Illustrationen zu San Carlos und überhaupt

  • Ich schreibe es mal hierher, auch wenn es vielleicht nur ganz allgemein zu den Verne-Werken selbst zu rechnen ist.


    Vor einiger Zeit habe ich mir die 1993er Ausgabe von Jules-Vernes-Nachlasspublikation „San Carlos“ besorgt. In erster Linie um mal zu sehen, wie umfangreich die abgedruckten Erzählungen sind, und ob ich, nach Ablauf der Schutzfrist, davon vielleicht eine von ihnen übersetzen und in meiner Edition Dornbrunnen verwerten kann. Nun kann ich das Buch, mangels französischer Sprachkenntnisse zwar nicht lesen, doch zumindest anschauen, denn es ist recht üppig bebildert. Und damit komme ich zum Kern dieses Themas. Ich kann mir nicht helfen, aber ich finde die Illustrationen furchtbar. Ein wenig erinnern sie mich an späte Illustrationen aus den Verne-Bänden des Verlags Neues Leben, die ja manchmal schon recht experimentell wirken. Irgendwie kommt da bei mir die Frage auf, wieso wird Verne heutzutage (leider nicht nur seine Werke) so grausam illustriert? Die Originalillustrationen sind ja nun weitgehend über jeden Zweifel erhaben, auch die alten Weichert-Illustrationen gefallen mir, oder das, was ich an italienischen Verne-Illustrationen aus der Vorkriegszeit so gesehen habe. Aber das meiste danach, weiß mir, mit wenigen Ausnahmen (Klemke, Goßmann), nicht mehr so recht zu gefallen. Ist schlecht illustriert besser als gar nicht?

  • ... wie die Verfahrensweise aktuell aussieht, kann ich nur vom "Hörensagen" andeuten. Nach nach einem Gespräch mit einem Grafiker der früher auch schon Bücher illustriert hat kam als Extrakt rüber, dass viele Verlage heute keinen "Buchschmuck" (so der Überbegriff) in Auftrag geben, da die Kalkulation oft sehr eng ist.

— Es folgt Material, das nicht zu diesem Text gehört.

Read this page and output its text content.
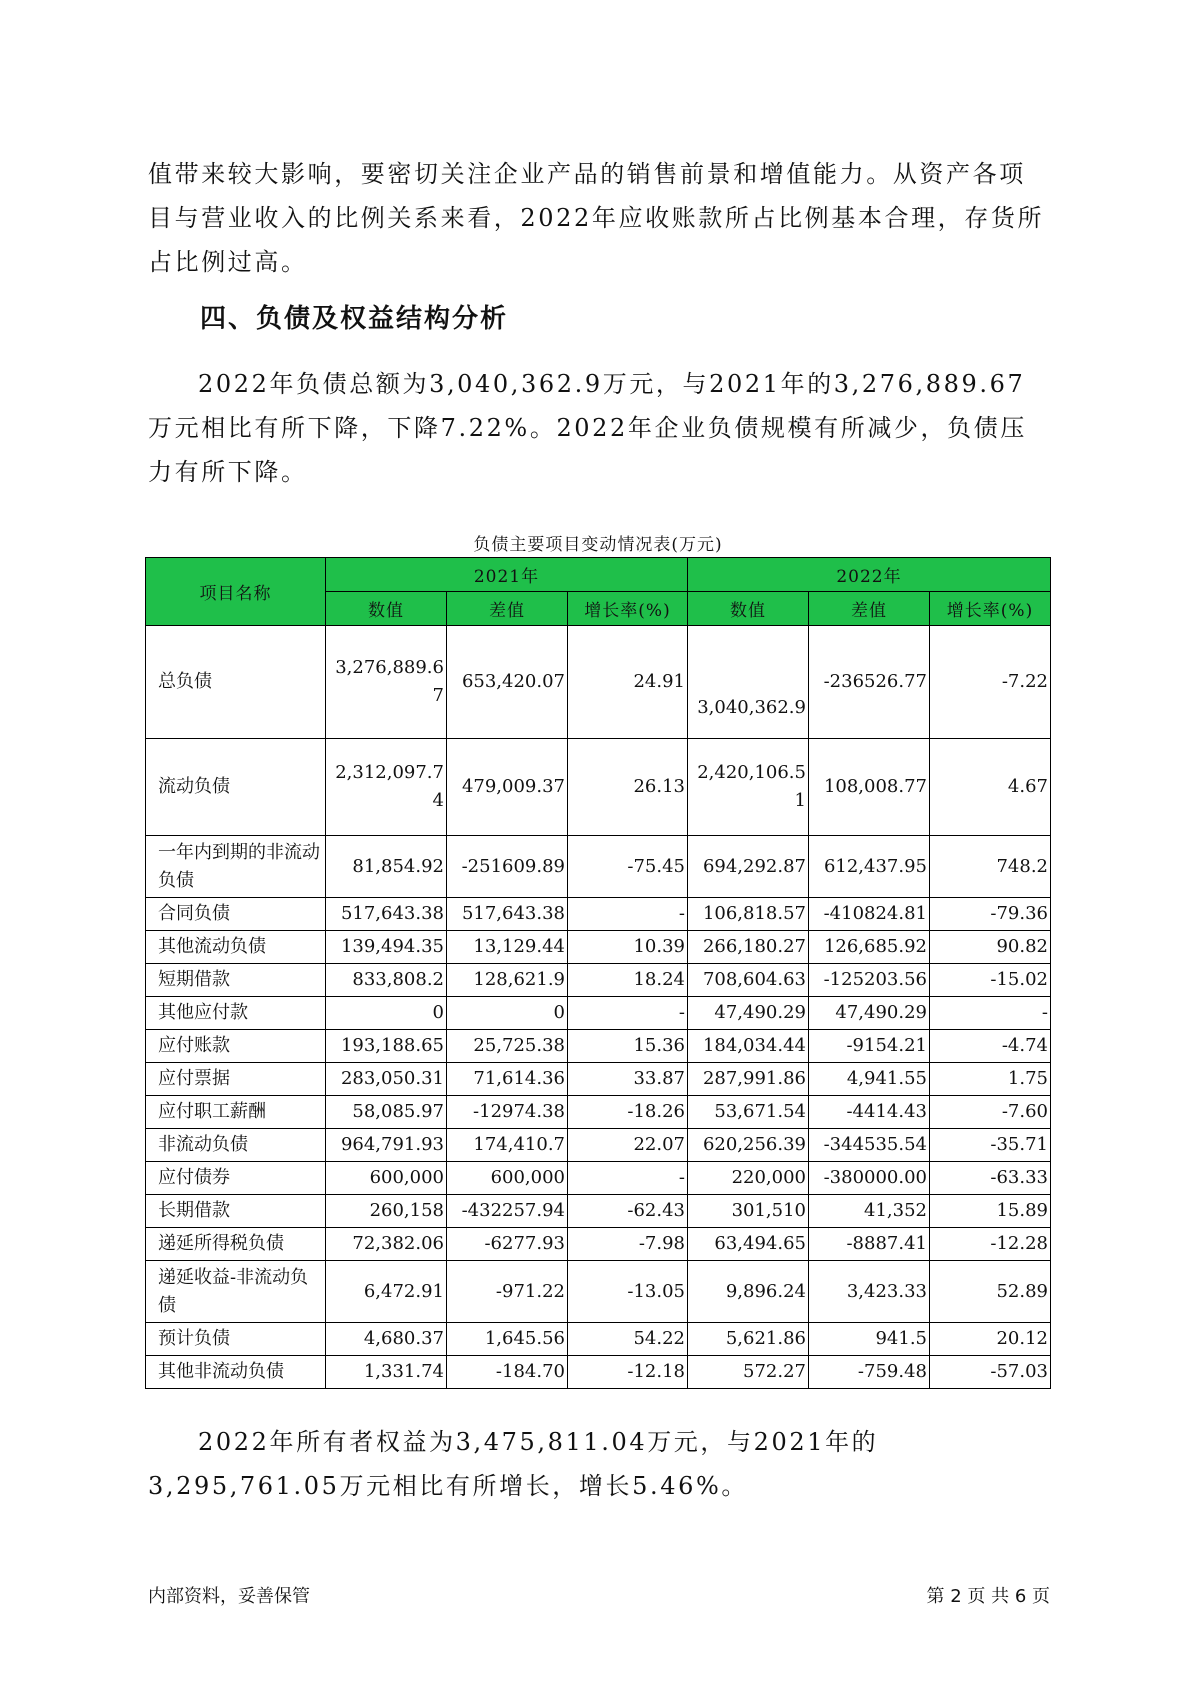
值带来较大影响，要密切关注企业产品的销售前景和增值能力。从资产各项目与营业收入的比例关系来看，2022年应收账款所占比例基本合理，存货所占比例过高。

四、负债及权益结构分析

2022年负债总额为3,040,362.9万元，与2021年的3,276,889.67万元相比有所下降，下降7.22%。2022年企业负债规模有所减少，负债压力有所下降。

负债主要项目变动情况表(万元)
项目名称	2021年			2022年		
	数值	差值	增长率(%)	数值	差值	增长率(%)
总负债	3,276,889.67	653,420.07	24.91	3,040,362.9	-236526.77	-7.22
流动负债	2,312,097.74	479,009.37	26.13	2,420,106.51	108,008.77	4.67
一年内到期的非流动负债	81,854.92	-251609.89	-75.45	694,292.87	612,437.95	748.2
合同负债	517,643.38	517,643.38	-	106,818.57	-410824.81	-79.36
其他流动负债	139,494.35	13,129.44	10.39	266,180.27	126,685.92	90.82
短期借款	833,808.2	128,621.9	18.24	708,604.63	-125203.56	-15.02
其他应付款	0	0	-	47,490.29	47,490.29	-
应付账款	193,188.65	25,725.38	15.36	184,034.44	-9154.21	-4.74
应付票据	283,050.31	71,614.36	33.87	287,991.86	4,941.55	1.75
应付职工薪酬	58,085.97	-12974.38	-18.26	53,671.54	-4414.43	-7.60
非流动负债	964,791.93	174,410.7	22.07	620,256.39	-344535.54	-35.71
应付债券	600,000	600,000	-	220,000	-380000.00	-63.33
长期借款	260,158	-432257.94	-62.43	301,510	41,352	15.89
递延所得税负债	72,382.06	-6277.93	-7.98	63,494.65	-8887.41	-12.28
递延收益-非流动负债	6,472.91	-971.22	-13.05	9,896.24	3,423.33	52.89
预计负债	4,680.37	1,645.56	54.22	5,621.86	941.5	20.12
其他非流动负债	1,331.74	-184.70	-12.18	572.27	-759.48	-57.03

2022年所有者权益为3,475,811.04万元，与2021年的3,295,761.05万元相比有所增长，增长5.46%。

内部资料，妥善保管	第 2 页 共 6 页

    Im Ergebnis sehen wir dann die mehr oder weniger technisch gelungene Nachnutzungen alter rechtfreier Illustrationen oder bei vielen Romanen gar keine grafische Ergänzung.


    Der Verlag Neues Leben hatte in seinen Reihen (von denen JV nur eine von vielen war) von vorn herein Illustrationen geplant - geschuldet auch den Kinder und Jugendlichen, die als Zielgruppe angesprprochen werden sollten. Ich hatte Rücksprachen mit zwei Künstlern, die damals involviert waren. Zum einen mit der Tocher von Bartsch/Blumfeld (selbst auch Künstlerin), die bei NL die geheimnisvolle Insel illustrierten und mit Bärmich, der bei NL den Kin-Fo illustrierte. Unterm Strich kam heraus, dass die Auftragsvergebenen nicht immer unbedingt das Erscheinungsbild des Gesamtbuches vor Augen hatten. Es gab ein Beziehungswirrwar zwischen Nachwuchskünstlern denen man eine Chance geben wollte, Günstlingen die immer was abbekommen haben und Ausschreibungssieger die sich redlich Mühe gaben. Trotz allem hat der Verlag selbst bei den Umsetzungen noch oft -teilweise auch wenig sinnvolle- gestalterische Vorgaben eingebracht, manchmal auch Sparsamkeitsfestlegungen die manche Umsetzung beeinträchtigten.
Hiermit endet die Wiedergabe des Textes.